Beth Hoffman began her food writing career focused on culture, producing a food series on KUER (an NPR affiliate in Salt Lake City) and receiving a grant to document the stories of immigrant women as they cooked in their homes (which became a radio series that aired on Weekend America). Now twenty years into writing and producing work on food and agriculture, her areas of expertise have grown to include the potential of agriculture in development, the financial viability of farms, and sustainability in agriculture. She has aired and published on NPR's Morning Edition and on their food blog The Salt, written for The Guardian, Civil Eats, and produced work for the News Hour, Latino USA, and The World. She blogged as the "Hungry Hack" for for two and a half years and wrote a major report and several smaller ones for Oxfam International on how the top ten food and beverage companies in the world contribute to hunger and poverty.

Hoffman also spent much of her adult life teaching, most recently as an Associate Professor in the Media Studies Department at the University of San Francisco, where she created a "Food Media" class to look at the ways in which the media discusses food.
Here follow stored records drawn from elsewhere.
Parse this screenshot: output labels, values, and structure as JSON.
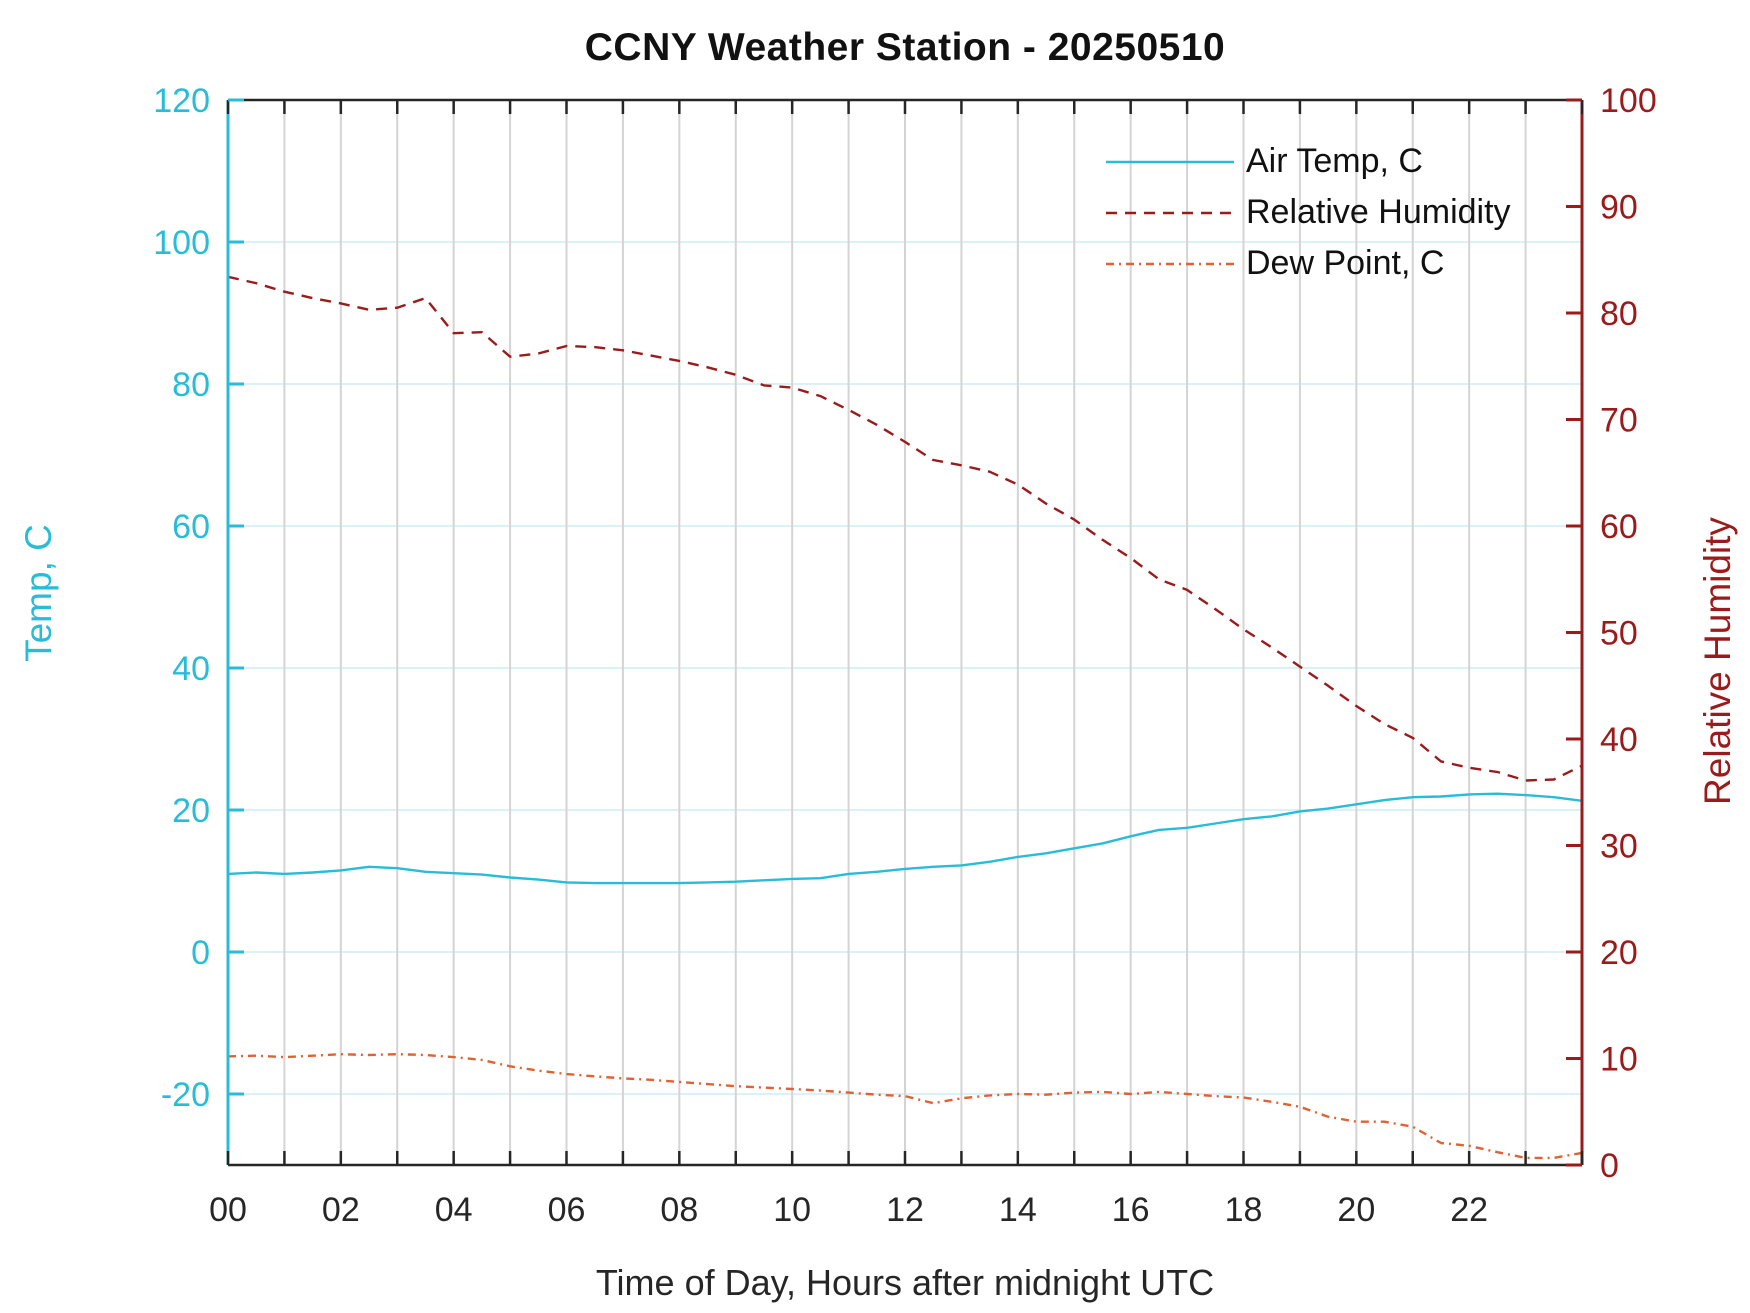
{
  "title": "CCNY Weather Station - 20250510",
  "axes": {
    "x": {
      "label": "Time of Day, Hours after midnight UTC",
      "tick_labels": [
        "00",
        "02",
        "04",
        "06",
        "08",
        "10",
        "12",
        "14",
        "16",
        "18",
        "20",
        "22"
      ],
      "tick_hours": [
        0,
        2,
        4,
        6,
        8,
        10,
        12,
        14,
        16,
        18,
        20,
        22
      ],
      "minor_tick_every_hours": 1,
      "range": [
        0,
        24
      ]
    },
    "y_left": {
      "label": "Temp, C",
      "tick_values": [
        -20,
        0,
        20,
        40,
        60,
        80,
        100,
        120
      ],
      "range": [
        -30,
        120
      ],
      "color": "#29bcd8"
    },
    "y_right": {
      "label": "Relative Humidity",
      "tick_values": [
        0,
        10,
        20,
        30,
        40,
        50,
        60,
        70,
        80,
        90,
        100
      ],
      "range": [
        0,
        100
      ],
      "color": "#9a1b1b"
    }
  },
  "colors": {
    "air_temp": "#29bcd8",
    "relative_humidity": "#9a1b1b",
    "dew_point": "#de6233",
    "grid_vertical": "#d4d4d4",
    "grid_horizontal": "#daf1f7",
    "frame": "#262626",
    "text": "#111111"
  },
  "chart_data": {
    "type": "line",
    "title": "CCNY Weather Station - 20250510",
    "xlabel": "Time of Day, Hours after midnight UTC",
    "ylabel_left": "Temp, C",
    "ylabel_right": "Relative Humidity",
    "x_range_hours": [
      0,
      24
    ],
    "y_left_range": [
      -30,
      120
    ],
    "y_right_range": [
      0,
      100
    ],
    "grid": "on",
    "legend_position": "upper right, no box",
    "x": [
      0,
      0.5,
      1,
      1.5,
      2,
      2.5,
      3,
      3.5,
      4,
      4.5,
      5,
      5.5,
      6,
      6.5,
      7,
      7.5,
      8,
      8.5,
      9,
      9.5,
      10,
      10.5,
      11,
      11.5,
      12,
      12.5,
      13,
      13.5,
      14,
      14.5,
      15,
      15.5,
      16,
      16.5,
      17,
      17.5,
      18,
      18.5,
      19,
      19.5,
      20,
      20.5,
      21,
      21.5,
      22,
      22.5,
      23,
      23.5,
      24
    ],
    "series": [
      {
        "name": "Air Temp, C",
        "axis": "left",
        "style": "solid",
        "color": "#29bcd8",
        "values": [
          11.0,
          11.2,
          11.0,
          11.2,
          11.5,
          12.0,
          11.8,
          11.3,
          11.1,
          10.9,
          10.5,
          10.2,
          9.8,
          9.7,
          9.7,
          9.7,
          9.7,
          9.8,
          9.9,
          10.1,
          10.3,
          10.4,
          11.0,
          11.3,
          11.7,
          12.0,
          12.2,
          12.7,
          13.4,
          13.9,
          14.6,
          15.3,
          16.3,
          17.2,
          17.5,
          18.1,
          18.7,
          19.1,
          19.8,
          20.2,
          20.8,
          21.4,
          21.8,
          21.9,
          22.2,
          22.3,
          22.1,
          21.8,
          21.3
        ]
      },
      {
        "name": "Relative Humidity",
        "axis": "right",
        "style": "dashed",
        "color": "#9a1b1b",
        "values": [
          83.4,
          82.8,
          82.0,
          81.4,
          80.9,
          80.3,
          80.5,
          81.4,
          78.1,
          78.2,
          75.9,
          76.2,
          76.9,
          76.8,
          76.5,
          76.0,
          75.5,
          74.9,
          74.2,
          73.2,
          73.0,
          72.2,
          70.9,
          69.5,
          67.9,
          66.2,
          65.7,
          65.1,
          63.9,
          62.1,
          60.6,
          58.7,
          57.0,
          55.0,
          54.0,
          52.2,
          50.3,
          48.6,
          46.8,
          45.0,
          43.1,
          41.4,
          40.1,
          37.9,
          37.3,
          36.9,
          36.1,
          36.2,
          37.5
        ]
      },
      {
        "name": "Dew Point, C",
        "axis": "left",
        "style": "dashdot",
        "color": "#de6233",
        "values": [
          -14.7,
          -14.6,
          -14.8,
          -14.6,
          -14.4,
          -14.5,
          -14.4,
          -14.5,
          -14.8,
          -15.2,
          -16.1,
          -16.7,
          -17.2,
          -17.5,
          -17.8,
          -18.0,
          -18.3,
          -18.6,
          -18.9,
          -19.1,
          -19.3,
          -19.5,
          -19.8,
          -20.1,
          -20.3,
          -21.3,
          -20.6,
          -20.2,
          -20.0,
          -20.1,
          -19.8,
          -19.7,
          -20.0,
          -19.7,
          -20.0,
          -20.3,
          -20.5,
          -21.1,
          -21.8,
          -23.2,
          -23.9,
          -23.9,
          -24.6,
          -26.9,
          -27.3,
          -28.2,
          -29.0,
          -29.0,
          -28.3
        ]
      }
    ]
  }
}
She has spoken at several conferences, including the World Food System Center Conference in Acona, Switzerland and at the Trust in Food gathering in Nashville, TN. She was a Fellow and Co-Lecturer at UC Berkeley's School of Journalism (where she also went to graduate school) in the Africa Food and Agriculture Reporting Project and traveled to India, Uganda, and Ethiopia to cover agriculture topics. As Managing Editor of FoodTech Connect and as a freelancer with Free Range Studios in Oakland, she also worked on communications and marketing projects.

Perhaps most importantly, she is now a beginning farmer on a 570-acre farm in Iowa with her husband John. John was raised on the family's farm, and later was trained as a chef, then worked as a produce buyer, a wine buyer, and a butcher for twelve years. Together, the couple has a combined knowledge about almost every aspect of food.